So many recent rut reports point out that when the acorn drop hits, most deer will abandon visits to farm fields and food plots to snack on the hard mast. In fact, a big acorn drop can so dramatically affect deer movement that many hunters curse a bumper crop.

But here’s the thing. Deer can be streaky eaters; flocking to one hot food source for a time and gorging themselves. But after awhile—7 to 10 days, in my experience–they start looking around for a break from the single-item menu. And with the abundance of early-fall foods, they rarely have to look hard for another option. Hunters who recognize those feeding alternatives can often capitalize on a buck that’s tired of munching acorns.

That’s exactly what Alan Mote did on the Minnesota archery opener last week.
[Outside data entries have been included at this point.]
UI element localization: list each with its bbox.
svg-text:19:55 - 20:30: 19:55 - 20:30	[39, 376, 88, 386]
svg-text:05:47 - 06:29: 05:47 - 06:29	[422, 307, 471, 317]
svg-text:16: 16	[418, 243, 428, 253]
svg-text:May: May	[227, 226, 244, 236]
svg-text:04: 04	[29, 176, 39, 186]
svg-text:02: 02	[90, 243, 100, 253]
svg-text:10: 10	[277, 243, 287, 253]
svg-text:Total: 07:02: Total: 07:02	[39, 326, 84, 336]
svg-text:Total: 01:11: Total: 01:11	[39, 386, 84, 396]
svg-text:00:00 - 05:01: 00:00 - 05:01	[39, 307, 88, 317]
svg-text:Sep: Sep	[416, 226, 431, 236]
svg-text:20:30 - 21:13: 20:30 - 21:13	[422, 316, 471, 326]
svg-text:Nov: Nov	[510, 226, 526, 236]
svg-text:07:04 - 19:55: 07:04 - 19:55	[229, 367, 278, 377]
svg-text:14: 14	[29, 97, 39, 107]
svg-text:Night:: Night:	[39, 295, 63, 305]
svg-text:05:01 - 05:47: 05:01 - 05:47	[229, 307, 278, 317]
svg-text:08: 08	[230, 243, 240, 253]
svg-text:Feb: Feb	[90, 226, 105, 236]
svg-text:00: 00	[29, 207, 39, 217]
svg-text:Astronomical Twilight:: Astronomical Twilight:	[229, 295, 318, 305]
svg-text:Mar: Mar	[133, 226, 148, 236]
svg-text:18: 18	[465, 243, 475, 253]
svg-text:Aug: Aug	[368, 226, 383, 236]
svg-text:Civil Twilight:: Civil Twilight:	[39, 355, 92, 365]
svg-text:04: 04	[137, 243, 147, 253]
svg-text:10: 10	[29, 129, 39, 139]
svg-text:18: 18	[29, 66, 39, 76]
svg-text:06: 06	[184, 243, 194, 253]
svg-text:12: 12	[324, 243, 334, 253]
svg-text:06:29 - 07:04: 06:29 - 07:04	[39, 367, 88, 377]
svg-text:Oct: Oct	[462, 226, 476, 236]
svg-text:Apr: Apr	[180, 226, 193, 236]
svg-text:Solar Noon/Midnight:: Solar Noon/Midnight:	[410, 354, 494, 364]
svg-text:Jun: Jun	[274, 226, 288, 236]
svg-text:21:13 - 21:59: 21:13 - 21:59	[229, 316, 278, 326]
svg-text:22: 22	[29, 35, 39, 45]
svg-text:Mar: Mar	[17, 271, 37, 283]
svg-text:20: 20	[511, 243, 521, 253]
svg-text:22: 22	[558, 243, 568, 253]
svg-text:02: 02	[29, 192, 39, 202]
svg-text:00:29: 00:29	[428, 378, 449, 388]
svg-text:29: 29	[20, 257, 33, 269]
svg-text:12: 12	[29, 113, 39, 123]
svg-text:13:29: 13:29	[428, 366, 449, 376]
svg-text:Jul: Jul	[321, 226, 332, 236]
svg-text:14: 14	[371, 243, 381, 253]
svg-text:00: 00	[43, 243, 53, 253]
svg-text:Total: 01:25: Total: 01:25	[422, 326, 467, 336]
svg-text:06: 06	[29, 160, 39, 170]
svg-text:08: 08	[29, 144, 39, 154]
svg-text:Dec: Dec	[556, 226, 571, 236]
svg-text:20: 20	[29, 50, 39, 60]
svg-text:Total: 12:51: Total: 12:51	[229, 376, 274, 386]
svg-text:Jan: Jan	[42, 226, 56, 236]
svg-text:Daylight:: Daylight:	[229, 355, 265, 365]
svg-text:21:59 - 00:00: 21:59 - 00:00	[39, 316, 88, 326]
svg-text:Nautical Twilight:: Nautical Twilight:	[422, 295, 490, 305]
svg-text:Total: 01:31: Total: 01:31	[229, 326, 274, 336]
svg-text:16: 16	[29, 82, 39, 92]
Trail cams, combined with some midday scouting, proved that while daytime buck visits to a secluded food plot had definitely dropped off from summer highs, there was enough activity to merit a sit. The buck pictured above—a huge-bodied 10-point—showed up a full hour before sunset. Alan made good on the 22-yard shot, and the early-season trophy piled up within 80 yards.

Naturally, acorns are a tremendous draw and can alter buck patterns enough to throw a huge curve in our hunting plans. But as this hunt proved, at least some deer (thankfully) enjoy variety in their diet!